In this problem, we will use Chebyshev distance on a Cartesian plane. The Chebyshev distance between two points $(p_x,p_y)$ and $(q_x,q_y)$ on the plane is $\max{\big(|p_x-q_x|,|p_y-q_y|\big)}$.

Let us define a donut on the plane as the set of points in a certain distance range from a certain point, the donut's center. More formally, the donut with center $(x_c,y_c)$, inner radius $l$ and outer radius $r$ is the set of points $(x,y)$ such that $l \leq \max{\big(|x-x_c|,|y-y_c|\big)} \leq r$.

There are $n$ points selected on the Cartesian plane. Points are numbered from $1$ to $n$, and each point has a score associated with it.

We want to place a donut on the plane. The inner radius of the donut will be $l$, the outer radius will be $r$, and the center of the donut is not yet determined: you have to decide where to place it. However, both coordinates of the center must be integers. After you place the donut, its score will be the sum of the scores of points which belong to the donut.

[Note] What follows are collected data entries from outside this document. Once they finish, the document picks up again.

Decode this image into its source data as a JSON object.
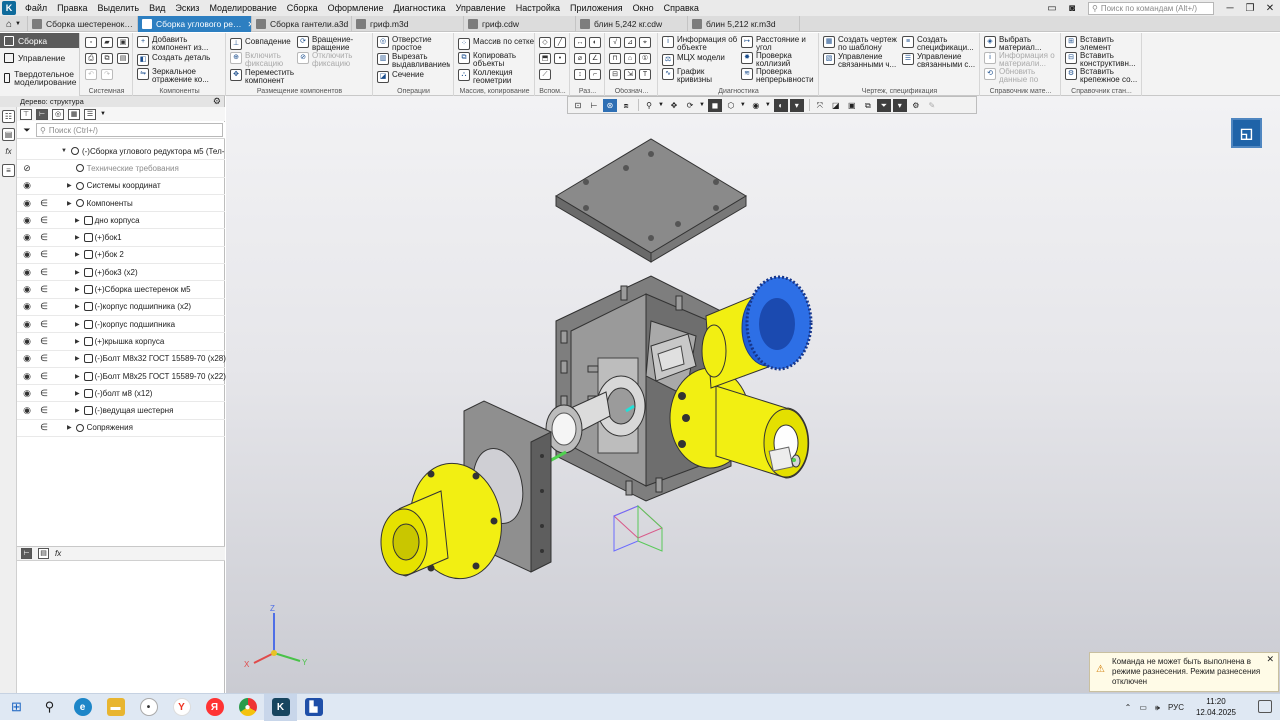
{
  "menubar": {
    "items": [
      "Файл",
      "Правка",
      "Выделить",
      "Вид",
      "Эскиз",
      "Моделирование",
      "Сборка",
      "Оформление",
      "Диагностика",
      "Управление",
      "Настройка",
      "Приложения",
      "Окно",
      "Справка"
    ],
    "search_placeholder": "Поиск по командам (Alt+/)"
  },
  "tabs": [
    {
      "label": "Сборка шестеренок…",
      "active": false
    },
    {
      "label": "Сборка углового ре…",
      "active": true
    },
    {
      "label": "Сборка гантели.a3d",
      "active": false
    },
    {
      "label": "гриф.m3d",
      "active": false
    },
    {
      "label": "гриф.cdw",
      "active": false
    },
    {
      "label": "блин 5,242 кг.cdw",
      "active": false
    },
    {
      "label": "блин 5,212 кг.m3d",
      "active": false
    }
  ],
  "leftnav": {
    "items": [
      "Сборка",
      "Управление",
      "Твердотельное моделирование"
    ]
  },
  "ribbon": {
    "groups": {
      "sistemnaya": "Системная",
      "komponenty": "Компоненты",
      "razmeshchenie": "Размещение компонентов",
      "operatsii": "Операции",
      "massiv": "Массив, копирование",
      "vspom": "Вспом...",
      "raz": "Раз...",
      "oboznach": "Обознач...",
      "diagnostika": "Диагностика",
      "chertezh": "Чертеж, спецификация",
      "spravochnik": "Справочник мате...",
      "spravochnik2": "Справочник стан..."
    },
    "buttons": {
      "add_component": "Добавить компонент из...",
      "create_part": "Создать деталь",
      "mirror_component": "Зеркальное отражение ко...",
      "coincidence": "Совпадение",
      "enable_fix": "Включить фиксацию",
      "move_component": "Переместить компонент",
      "rotation": "Вращение-вращение",
      "disable_fix": "Отключить фиксацию",
      "simple_hole": "Отверстие простое",
      "extrude_cut": "Вырезать выдавливанием",
      "section": "Сечение",
      "grid_array": "Массив по сетке",
      "copy_objects": "Копировать объекты",
      "geometry_collection": "Коллекция геометрии",
      "object_info": "Информация об объекте",
      "mcc_model": "МЦХ модели",
      "curvature_graph": "График кривизны",
      "distance_angle": "Расстояние и угол",
      "check_collisions": "Проверка коллизий",
      "check_continuity": "Проверка непрерывности",
      "create_drawing": "Создать чертеж по шаблону",
      "manage_linked_drawings": "Управление связанными ч...",
      "create_spec": "Создать спецификаци...",
      "manage_linked_spec": "Управление связанными с...",
      "choose_material": "Выбрать материал...",
      "material_info": "Информация о материали...",
      "update_material": "Обновить данные по мат...",
      "insert_element": "Вставить элемент",
      "insert_structural": "Вставить конструктивн...",
      "insert_fastener": "Вставить крепежное со..."
    }
  },
  "tree": {
    "header": "Дерево: структура",
    "search_placeholder": "Поиск (Ctrl+/)",
    "rows": [
      {
        "label": "(-)Сборка углового редуктора м5 (Тел-",
        "indent": 0,
        "eye": "",
        "ref": ""
      },
      {
        "label": "Технические требования",
        "indent": 1,
        "eye": "hidden",
        "ref": "",
        "gray": true
      },
      {
        "label": "Системы координат",
        "indent": 1,
        "eye": "eye",
        "ref": ""
      },
      {
        "label": "Компоненты",
        "indent": 1,
        "eye": "eye",
        "ref": "ref"
      },
      {
        "label": "дно корпуса",
        "indent": 2,
        "eye": "eye",
        "ref": "ref"
      },
      {
        "label": "(+)бок1",
        "indent": 2,
        "eye": "eye",
        "ref": "ref"
      },
      {
        "label": "(+)бок 2",
        "indent": 2,
        "eye": "eye",
        "ref": "ref"
      },
      {
        "label": "(+)бок3 (x2)",
        "indent": 2,
        "eye": "eye",
        "ref": "ref"
      },
      {
        "label": "(+)Сборка шестеренок м5",
        "indent": 2,
        "eye": "eye",
        "ref": "ref"
      },
      {
        "label": "(-)корпус подшипника (x2)",
        "indent": 2,
        "eye": "eye",
        "ref": "ref"
      },
      {
        "label": "(-)корпус подшипника",
        "indent": 2,
        "eye": "eye",
        "ref": "ref"
      },
      {
        "label": "(+)крышка корпуса",
        "indent": 2,
        "eye": "eye",
        "ref": "ref"
      },
      {
        "label": "(-)Болт М8х32 ГОСТ 15589-70 (x28)",
        "indent": 2,
        "eye": "eye",
        "ref": "ref"
      },
      {
        "label": "(-)Болт М8х25 ГОСТ 15589-70 (x22)",
        "indent": 2,
        "eye": "eye",
        "ref": "ref"
      },
      {
        "label": "(-)болт м8 (x12)",
        "indent": 2,
        "eye": "eye",
        "ref": "ref"
      },
      {
        "label": "(-)ведущая шестерня",
        "indent": 2,
        "eye": "eye",
        "ref": "ref"
      },
      {
        "label": "Сопряжения",
        "indent": 1,
        "eye": "",
        "ref": "ref"
      }
    ]
  },
  "viewport": {
    "axes": {
      "x": "X",
      "y": "Y",
      "z": "Z"
    }
  },
  "toast": {
    "message": "Команда не может быть выполнена в режиме разнесения. Режим разнесения отключен"
  },
  "taskbar": {
    "lang": "РУС",
    "time": "11:20",
    "date": "12.04.2025"
  },
  "colors": {
    "accent": "#2d7fc1",
    "part_yellow": "#f2ef12",
    "part_gray": "#8c8c8c",
    "gear_blue": "#1f5ed8"
  }
}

You are given the coordinates of the selected points and the score associated with each point. Calculate the maximum possible score of the donut you can place.

## 입력

The first line contains three integers: $n$, the number of selected points on the plane, $l$, the inner radius of the donut, and $r$, the outer radius of the donut ($1 \leq n \leq 10^5$, $1 \leq l \leq r \leq 10^9$).

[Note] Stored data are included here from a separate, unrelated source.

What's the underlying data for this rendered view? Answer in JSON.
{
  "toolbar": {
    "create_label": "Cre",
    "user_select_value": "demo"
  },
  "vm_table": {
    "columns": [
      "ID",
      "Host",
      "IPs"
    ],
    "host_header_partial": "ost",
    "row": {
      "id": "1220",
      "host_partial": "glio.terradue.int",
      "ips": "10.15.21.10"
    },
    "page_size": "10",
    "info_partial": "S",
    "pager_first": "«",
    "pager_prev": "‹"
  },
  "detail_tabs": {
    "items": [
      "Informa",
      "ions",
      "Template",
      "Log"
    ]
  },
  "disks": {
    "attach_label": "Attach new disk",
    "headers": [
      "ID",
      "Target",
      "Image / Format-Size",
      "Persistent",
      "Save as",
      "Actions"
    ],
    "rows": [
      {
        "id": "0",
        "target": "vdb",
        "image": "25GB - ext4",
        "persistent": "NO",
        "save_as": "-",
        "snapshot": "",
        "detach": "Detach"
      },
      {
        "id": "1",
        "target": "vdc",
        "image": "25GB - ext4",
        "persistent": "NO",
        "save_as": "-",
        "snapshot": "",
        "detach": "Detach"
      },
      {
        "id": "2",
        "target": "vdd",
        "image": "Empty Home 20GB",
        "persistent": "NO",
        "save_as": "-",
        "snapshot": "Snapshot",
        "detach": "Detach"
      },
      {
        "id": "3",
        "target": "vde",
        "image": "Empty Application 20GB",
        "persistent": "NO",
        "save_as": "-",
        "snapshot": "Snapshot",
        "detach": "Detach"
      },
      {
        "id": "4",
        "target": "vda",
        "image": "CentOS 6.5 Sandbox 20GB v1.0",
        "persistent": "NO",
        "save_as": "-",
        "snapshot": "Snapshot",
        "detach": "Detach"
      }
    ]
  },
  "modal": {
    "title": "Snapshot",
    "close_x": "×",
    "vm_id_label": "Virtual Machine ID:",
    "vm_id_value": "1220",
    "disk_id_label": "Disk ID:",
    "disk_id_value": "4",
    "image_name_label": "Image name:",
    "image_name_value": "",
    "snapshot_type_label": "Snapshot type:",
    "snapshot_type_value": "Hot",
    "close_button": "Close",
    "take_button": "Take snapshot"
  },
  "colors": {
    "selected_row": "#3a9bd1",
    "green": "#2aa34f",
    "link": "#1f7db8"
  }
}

The following $n$ lines describes selected points, one per line. Each of these lines contains three integers $x$, $y$, and $s$: the coordinates of the point and the score associated with it ($-10^9 \leq x, y \leq 10^9$, $-10^4 \leq s \leq 10^4$). Note that some points may coincide.

## 출력

Print the maximum score of the donut.

## 예제 입력 1

4 1 1
0 1 1
0 -1 1
1 0 -100
-1 0 -100


## 예제 출력 1

2


## 예제 입력 2

4 1 2
0 1 1
0 -1 1
1 0 -100
-1 0 -100


## 예제 출력 2

1